Layers do not support an explicit stacking order. The order in which they are added to the map, is the order in which they will be drawn, so be sure to add your basemap first, then the parks, then the trails in the parks, then the buildings which will block the parks.

However, layers also don't support having their visibility toggled. To turn off a layer, remove it from the map with map.removeLayer() But, turning the layer on again with map.addLayer() messes with your layer stacking: the park boundaries now appear over top of the buildings and trails, obscuring them completely.

The obvious "easy way out" is to not turn the layer off, but instead set its opacity to 0. This has two issues, though: a) the tiles are still being downloaded and sucking up bandwidth and time, and b) I had all sorts of strange bugs with the layer still appearing partially, pieces of tiles appearing over top of the other layers.

So, in the end, the only realistic way to go on, is to write your own function to toggle the visibility of a single layer. But wait, there's more: Leaflet doesn't give layers a unique ID that you can use to identify a layer, nor a getLayerByName() sort of function, nor does it have a method for getting the current visibility status, which isn't surprising since it never occured to them that someone may want to turn off a layer. So before you can toggle a layer's visibility (e.g. from a checkbox that has the layer's name as its value), you need to be able to identify the layer and also store its visibility state.
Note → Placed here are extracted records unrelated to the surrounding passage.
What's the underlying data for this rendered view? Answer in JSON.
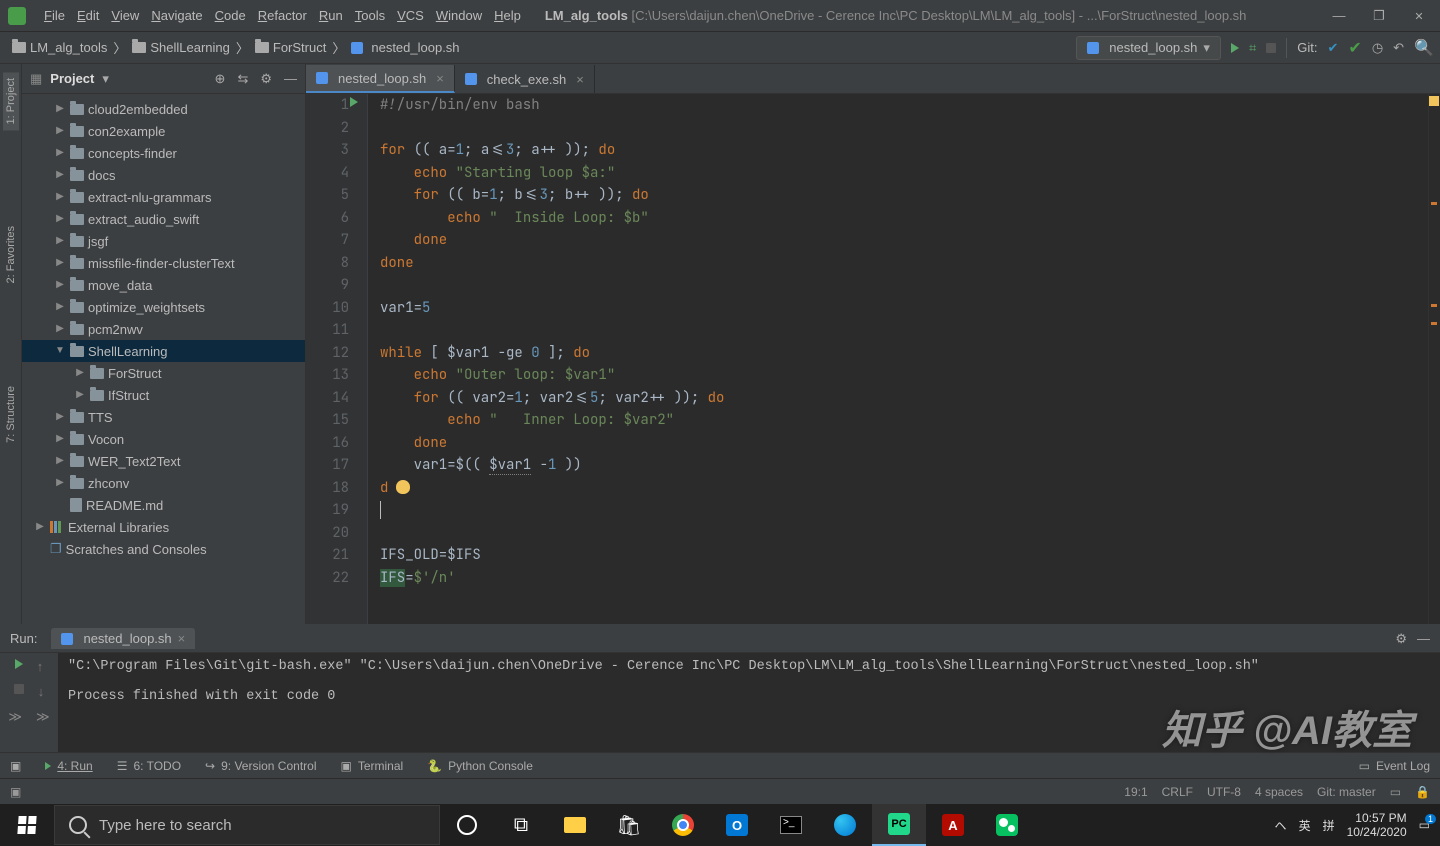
{
  "menu": [
    "File",
    "Edit",
    "View",
    "Navigate",
    "Code",
    "Refactor",
    "Run",
    "Tools",
    "VCS",
    "Window",
    "Help"
  ],
  "title": {
    "project": "LM_alg_tools",
    "path": "[C:\\Users\\daijun.chen\\OneDrive - Cerence Inc\\PC Desktop\\LM\\LM_alg_tools] - ...\\ForStruct\\nested_loop.sh"
  },
  "breadcrumbs": [
    "LM_alg_tools",
    "ShellLearning",
    "ForStruct",
    "nested_loop.sh"
  ],
  "run_config": "nested_loop.sh",
  "git_label": "Git:",
  "project_panel": {
    "label": "Project"
  },
  "tree": [
    {
      "indent": 1,
      "arrow": "r",
      "icon": "folder",
      "label": "cloud2embedded"
    },
    {
      "indent": 1,
      "arrow": "r",
      "icon": "folder",
      "label": "con2example"
    },
    {
      "indent": 1,
      "arrow": "r",
      "icon": "folder",
      "label": "concepts-finder"
    },
    {
      "indent": 1,
      "arrow": "r",
      "icon": "folder",
      "label": "docs"
    },
    {
      "indent": 1,
      "arrow": "r",
      "icon": "folder",
      "label": "extract-nlu-grammars"
    },
    {
      "indent": 1,
      "arrow": "r",
      "icon": "folder",
      "label": "extract_audio_swift"
    },
    {
      "indent": 1,
      "arrow": "r",
      "icon": "folder",
      "label": "jsgf"
    },
    {
      "indent": 1,
      "arrow": "r",
      "icon": "folder",
      "label": "missfile-finder-clusterText"
    },
    {
      "indent": 1,
      "arrow": "r",
      "icon": "folder",
      "label": "move_data"
    },
    {
      "indent": 1,
      "arrow": "r",
      "icon": "folder",
      "label": "optimize_weightsets"
    },
    {
      "indent": 1,
      "arrow": "r",
      "icon": "folder",
      "label": "pcm2nwv"
    },
    {
      "indent": 1,
      "arrow": "d",
      "icon": "folder",
      "label": "ShellLearning",
      "selected": true
    },
    {
      "indent": 2,
      "arrow": "r",
      "icon": "folder",
      "label": "ForStruct"
    },
    {
      "indent": 2,
      "arrow": "r",
      "icon": "folder",
      "label": "IfStruct"
    },
    {
      "indent": 1,
      "arrow": "r",
      "icon": "folder",
      "label": "TTS"
    },
    {
      "indent": 1,
      "arrow": "r",
      "icon": "folder",
      "label": "Vocon"
    },
    {
      "indent": 1,
      "arrow": "r",
      "icon": "folder",
      "label": "WER_Text2Text"
    },
    {
      "indent": 1,
      "arrow": "r",
      "icon": "folder",
      "label": "zhconv"
    },
    {
      "indent": 1,
      "arrow": "",
      "icon": "file",
      "label": "README.md"
    },
    {
      "indent": 0,
      "arrow": "r",
      "icon": "lib",
      "label": "External Libraries"
    },
    {
      "indent": 0,
      "arrow": "",
      "icon": "scratch",
      "label": "Scratches and Consoles"
    }
  ],
  "editor_tabs": [
    {
      "label": "nested_loop.sh",
      "active": true
    },
    {
      "label": "check_exe.sh",
      "active": false
    }
  ],
  "code_lines": [
    {
      "n": 1,
      "html": "<span class='cmt'>#!/usr/bin/env bash</span>"
    },
    {
      "n": 2,
      "html": ""
    },
    {
      "n": 3,
      "html": "<span class='kw'>for</span> (( a=<span class='num'>1</span>; a&lt;=<span class='num'>3</span>; a++ )); <span class='kw'>do</span>"
    },
    {
      "n": 4,
      "html": "    <span class='kw'>echo</span> <span class='str'>\"Starting loop $a:\"</span>"
    },
    {
      "n": 5,
      "html": "    <span class='kw'>for</span> (( b=<span class='num'>1</span>; b&lt;=<span class='num'>3</span>; b++ )); <span class='kw'>do</span>"
    },
    {
      "n": 6,
      "html": "        <span class='kw'>echo</span> <span class='str'>\"  Inside Loop: $b\"</span>"
    },
    {
      "n": 7,
      "html": "    <span class='kw'>done</span>"
    },
    {
      "n": 8,
      "html": "<span class='kw'>done</span>"
    },
    {
      "n": 9,
      "html": ""
    },
    {
      "n": 10,
      "html": "var1=<span class='num'>5</span>"
    },
    {
      "n": 11,
      "html": ""
    },
    {
      "n": 12,
      "html": "<span class='kw'>while</span> [ $var1 -ge <span class='num'>0</span> ]; <span class='kw'>do</span>"
    },
    {
      "n": 13,
      "html": "    <span class='kw'>echo</span> <span class='str'>\"Outer loop: $var1\"</span>"
    },
    {
      "n": 14,
      "html": "    <span class='kw'>for</span> (( var2=<span class='num'>1</span>; var2&lt;=<span class='num'>5</span>; var2++ )); <span class='kw'>do</span>"
    },
    {
      "n": 15,
      "html": "        <span class='kw'>echo</span> <span class='str'>\"   Inner Loop: $var2\"</span>"
    },
    {
      "n": 16,
      "html": "    <span class='kw'>done</span>"
    },
    {
      "n": 17,
      "html": "    var1=$(( <span class='hlvar'>$var1</span> -<span class='num'>1</span> ))"
    },
    {
      "n": 18,
      "html": "<span class='kw'>d</span><span class='bulb' style='position:relative;display:inline-block;top:2px;'></span><span class='kw'>e</span>"
    },
    {
      "n": 19,
      "html": "<span class='caret'></span>"
    },
    {
      "n": 20,
      "html": ""
    },
    {
      "n": 21,
      "html": "IFS_OLD=$IFS"
    },
    {
      "n": 22,
      "html": "<span style='background:#32593d;'>IFS</span>=<span class='str'>$'/n'</span>"
    }
  ],
  "run": {
    "label_prefix": "Run:",
    "tab_label": "nested_loop.sh",
    "console_lines": [
      "\"C:\\Program Files\\Git\\git-bash.exe\" \"C:\\Users\\daijun.chen\\OneDrive - Cerence Inc\\PC Desktop\\LM\\LM_alg_tools\\ShellLearning\\ForStruct\\nested_loop.sh\"",
      "",
      "Process finished with exit code 0"
    ]
  },
  "bottom_tools": [
    "4: Run",
    "6: TODO",
    "9: Version Control",
    "Terminal",
    "Python Console"
  ],
  "status": {
    "pos": "19:1",
    "eol": "CRLF",
    "enc": "UTF-8",
    "indent": "4 spaces",
    "git": "Git: master",
    "eventlog": "Event Log"
  },
  "vtabs_left": [
    "1: Project",
    "2: Favorites",
    "7: Structure"
  ],
  "taskbar": {
    "search_placeholder": "Type here to search"
  },
  "systray": {
    "time": "10:57 PM",
    "date": "10/24/2020",
    "ime1": "英",
    "ime2": "拼",
    "up": "ヘ"
  },
  "watermark": "知乎 @AI教室"
}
The finished code looks like this. The overlay maps are stored in a list (not a dictionary / assocarray, that doesn't retain its order) so we can add them in a reliable stacking sequence. I add the extra options "id" so we can uniquely identify a layer, and "visibility" so the visibility can be fetched and saved.

var PHOTOBASE = new L.TileLayer.WMS("http://server.com/wms", { layers:'aerial_2011', format:'image/jpeg', reuseTiles:true, subdomains:SUBDOMAINS });
var MAPBASE   = new L.TileLayer.WMS("http://server.com/wms", { layers:'topomap', format:'image/jpeg', reuseTiles:true, subdomains:SUBDOMAINS });
var OVERLAYS  = [];
OVERLAYS[OVERLAYS.length] = new L.TileLayer.WMS("http://server.com/wms", { id:'parks', visibility:true, layers:'parkbounds2012', format:'image/png', transparent:'TRUE', reuseTiles:true  });
OVERLAYS[OVERLAYS.length] = new L.TileLayer.WMS("http://server.com/wms", { id:'trails', visibility:true, layers:'trails_hike,trails_equestrian', format:'image/png', transparent:'TRUE', reuseTiles:true  });
OVERLAYS[OVERLAYS.length] = new L.TileLayer.WMS("http://server.com/wms", { id:'buildings', visibility:true, layers:'buildings_solid', format:'image/png', transparent:'TRUE', reuseTiles:true  });
function toggleLayer(which,status) {
    // go over the layers...
    for (var i=0, l=OVERLAYS.length; i<l; i++) {
        var layer = OVERLAYS[i];
        // if this is the matching layer, toggle its visiblity
        if (layer.options.id == which) {
            layer.options.visibility = status;
        }

        // regardless of whether this is the desired layer, remove it and re-add it so we can maintain the stacking order
        MAP.removeLayer(layer);
        if (layer.options.visibility) MAP.addLayer(layer);
    }
} 
 
function selectBasemap(which) {
    switch (which) {
        case 'photo':
            MAP.removeLayer(MAPBASE);
            MAP.removeLayer(PHOTOBASE);
            MAP.addLayer(PHOTOBASE,true);
            break;
        case 'map':
            MAP.removeLayer(MAPBASE);
            MAP.removeLayer(PHOTOBASE);
            MAP.addLayer(MAPBASE,true);
            break;
    }
}

Now that we have basic layer toggling, time to get cracking on programming my map app!